データサイエンティストになるために必要な資格はありませんが、取得することであなたがデータをしっかりと扱えるということを表してくれる3つの資格について紹介します。

  • 基本情報処理技術者試験/応用情報技術者試験
    データサイエンティストになるために役立つ資格の1つ目として「基本情報処理技術者試験」、その上位版として「応用情報技術者試験」があります。これらの資格はIT資格で唯一の国家資格となっており、情報処理の基本理論、プロジェクトマネジメント、SQLについて幅広い知識が必要となります。

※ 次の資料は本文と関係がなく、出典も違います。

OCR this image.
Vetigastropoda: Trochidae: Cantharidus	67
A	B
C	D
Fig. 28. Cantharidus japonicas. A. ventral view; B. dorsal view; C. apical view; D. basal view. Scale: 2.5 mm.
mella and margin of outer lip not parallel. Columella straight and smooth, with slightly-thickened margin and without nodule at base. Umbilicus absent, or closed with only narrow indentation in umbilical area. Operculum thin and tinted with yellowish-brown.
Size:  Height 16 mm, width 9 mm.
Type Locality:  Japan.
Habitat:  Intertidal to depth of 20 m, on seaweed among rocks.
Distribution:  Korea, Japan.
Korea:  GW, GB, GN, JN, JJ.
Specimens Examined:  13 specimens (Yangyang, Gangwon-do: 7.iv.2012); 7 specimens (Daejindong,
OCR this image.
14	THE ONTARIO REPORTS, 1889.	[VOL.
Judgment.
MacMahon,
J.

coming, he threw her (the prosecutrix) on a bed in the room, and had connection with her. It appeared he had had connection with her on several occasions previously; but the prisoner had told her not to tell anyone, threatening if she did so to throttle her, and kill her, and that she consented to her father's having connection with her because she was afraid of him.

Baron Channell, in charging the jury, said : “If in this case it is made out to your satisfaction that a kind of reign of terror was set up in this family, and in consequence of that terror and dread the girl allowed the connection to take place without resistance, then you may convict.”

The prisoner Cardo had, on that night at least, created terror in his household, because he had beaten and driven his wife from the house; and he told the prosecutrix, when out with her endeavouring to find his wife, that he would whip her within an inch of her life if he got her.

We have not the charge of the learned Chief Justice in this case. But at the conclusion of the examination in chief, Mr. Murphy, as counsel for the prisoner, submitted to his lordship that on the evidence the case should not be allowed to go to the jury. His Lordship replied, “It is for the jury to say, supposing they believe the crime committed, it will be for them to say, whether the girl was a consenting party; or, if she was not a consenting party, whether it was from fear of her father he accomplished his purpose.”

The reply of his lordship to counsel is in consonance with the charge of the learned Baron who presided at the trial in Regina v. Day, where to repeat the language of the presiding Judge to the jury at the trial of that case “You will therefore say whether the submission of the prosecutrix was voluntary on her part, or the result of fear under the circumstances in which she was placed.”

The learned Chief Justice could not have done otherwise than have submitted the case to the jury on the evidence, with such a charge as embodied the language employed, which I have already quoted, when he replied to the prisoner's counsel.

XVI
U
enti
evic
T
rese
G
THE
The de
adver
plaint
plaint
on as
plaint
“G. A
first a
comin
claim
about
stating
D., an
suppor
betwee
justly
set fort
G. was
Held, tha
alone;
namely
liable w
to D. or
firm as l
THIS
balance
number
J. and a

    取得することで、データサイエンティストを全体的にしっかりと理解していることを示してくれる資格です。
  • オラクルマスター
    2つ目はオラクルマスターと呼ばれ、日本国内のリレーショナル・データベース管理ソフトウェア市場において1993年以来シェア1位を守り続けている「ORACLE」に関する資格です。

    オラクルマスターではデータベース管理、運用と、SQLの習熟度を問う問題が出題されます。試験レベルは「Bronze」「SIlver」「Gold」「Platinum」の4段階あり、Bronzeから順番に取得していかなければいけません。

    世界共通基準の資格となっているため、取得することで世界で戦えるデータサイエンティストであることを示してくれます。
  • データベーススペシャリスト試験
    3つ目は「データベーススペシャリスト試験」で、データベースの設計・管理・運用に特化した国家資格です。先ほど紹介した「応用情報技術者試験」よりもレベルの高い試験となっています。データベースに関してより深い知識を習得した人におすすめの資格です。

まとめ

データサイエンティストには「データサイエンススキル」「データエンジニアスキル」「ビジネススキル」の3つのスキルが必要です。データサイエンティストを目指すためにはまず、目的を明確にして、モチベーションを保てるようにすることが大切となります。

3つのスキルを勉強する際に、躓いても立ち止まらないことが重要です。特にエンジニアスキルであるプログラミングを勉強すると、問題を解決してもまた新たな問題が出てくる、それを解決してもまた出てくる、の繰り返しになります。

そのため、忍耐強く進めていくことも大切ですが、わからない時は素直に周りの人に聞くことも必要です。どうしても無理な時に頼れる存在がいるだけでも、進み具合が大きく変わりますので、「続けられる環境」を構築するようにしましょう。